Interviews/Rob Halsell

Interview with Rob Halsell from Wikimedia January 11, 2010
Background & Prior experience before Wikimedia, roles in Wikimedia

Always been doing computing in IT – as either network administrator or file administrator for various corporations
Worked in data centers at large corporations
Started at Wiki in December 2006
Responsible for site operations management of the primary data centers – handles the vendor relationships and purchasing in Florida facility, also does system administration and software configuration
Also does some IT tech support for the office

For site operations and data centers, what are the primary strengths of the Wikimedia systems and primary weakness?

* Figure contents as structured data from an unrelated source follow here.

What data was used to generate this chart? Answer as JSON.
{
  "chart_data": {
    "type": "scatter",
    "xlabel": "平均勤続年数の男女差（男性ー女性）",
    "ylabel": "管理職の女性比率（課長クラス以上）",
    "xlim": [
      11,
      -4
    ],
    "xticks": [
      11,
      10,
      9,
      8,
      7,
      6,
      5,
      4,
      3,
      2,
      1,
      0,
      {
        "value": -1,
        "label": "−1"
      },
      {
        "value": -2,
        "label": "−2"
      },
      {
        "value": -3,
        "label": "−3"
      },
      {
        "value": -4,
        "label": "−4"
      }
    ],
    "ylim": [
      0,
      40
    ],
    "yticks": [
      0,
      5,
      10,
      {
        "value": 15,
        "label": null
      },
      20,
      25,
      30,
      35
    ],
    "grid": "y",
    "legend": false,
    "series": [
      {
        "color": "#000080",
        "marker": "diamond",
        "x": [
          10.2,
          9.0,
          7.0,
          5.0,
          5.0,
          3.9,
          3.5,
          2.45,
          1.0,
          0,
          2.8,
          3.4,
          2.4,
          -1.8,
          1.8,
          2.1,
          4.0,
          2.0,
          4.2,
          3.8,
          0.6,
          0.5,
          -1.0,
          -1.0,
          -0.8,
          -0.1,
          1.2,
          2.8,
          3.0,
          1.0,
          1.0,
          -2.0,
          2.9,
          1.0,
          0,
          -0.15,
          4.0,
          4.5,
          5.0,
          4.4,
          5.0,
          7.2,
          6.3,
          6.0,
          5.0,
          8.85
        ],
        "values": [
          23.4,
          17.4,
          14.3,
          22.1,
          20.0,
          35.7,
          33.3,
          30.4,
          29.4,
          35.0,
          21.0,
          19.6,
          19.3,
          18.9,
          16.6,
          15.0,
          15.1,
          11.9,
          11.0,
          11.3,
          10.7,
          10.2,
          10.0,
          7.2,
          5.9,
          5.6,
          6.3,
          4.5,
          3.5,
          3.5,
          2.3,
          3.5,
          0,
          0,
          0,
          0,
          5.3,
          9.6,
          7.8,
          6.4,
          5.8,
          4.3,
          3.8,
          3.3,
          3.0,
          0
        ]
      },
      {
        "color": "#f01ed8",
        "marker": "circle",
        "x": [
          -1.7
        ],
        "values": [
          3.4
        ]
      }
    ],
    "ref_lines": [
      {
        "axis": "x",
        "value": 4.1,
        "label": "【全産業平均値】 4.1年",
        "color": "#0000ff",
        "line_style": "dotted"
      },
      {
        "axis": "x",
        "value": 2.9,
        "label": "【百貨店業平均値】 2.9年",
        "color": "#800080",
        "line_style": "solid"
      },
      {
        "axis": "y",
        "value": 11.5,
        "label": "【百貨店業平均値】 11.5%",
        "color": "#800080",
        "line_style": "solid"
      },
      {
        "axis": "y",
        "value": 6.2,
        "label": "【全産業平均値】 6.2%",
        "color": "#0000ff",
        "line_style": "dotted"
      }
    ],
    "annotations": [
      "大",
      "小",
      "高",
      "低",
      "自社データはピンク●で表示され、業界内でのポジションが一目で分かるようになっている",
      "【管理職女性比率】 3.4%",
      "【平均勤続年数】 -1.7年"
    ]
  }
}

Weakness – primary datacenter in Tampa – hurricane damage with internet issues for months after the hurricane. Need a multi-hone approach to data centers – that is the biggest issue
Strengths – Fact that have has been able to do a whole lot with a very small footprint (in one building with small budget) – But still need another data center.

What leads to Wikimedia’s success with a small footprint?

People they have are very competent and intelligent – they have done this for other large scale companies or are volunteers working at large scale companies

Site reliability – Frequent outages and room for human error – can you shed a little light the reason for the site outages?

Don’t have a fully developed sandbox where we can't test software – we once pushed a software change and the load was exponential on the backend

What would be the solution to enable to test the software in a safe environment?

Need to be more developed sandbox environment – not sure what the programmers need

From operations piece of it – Heard people say they need a sandbox – What would be involved in developing a sandbox?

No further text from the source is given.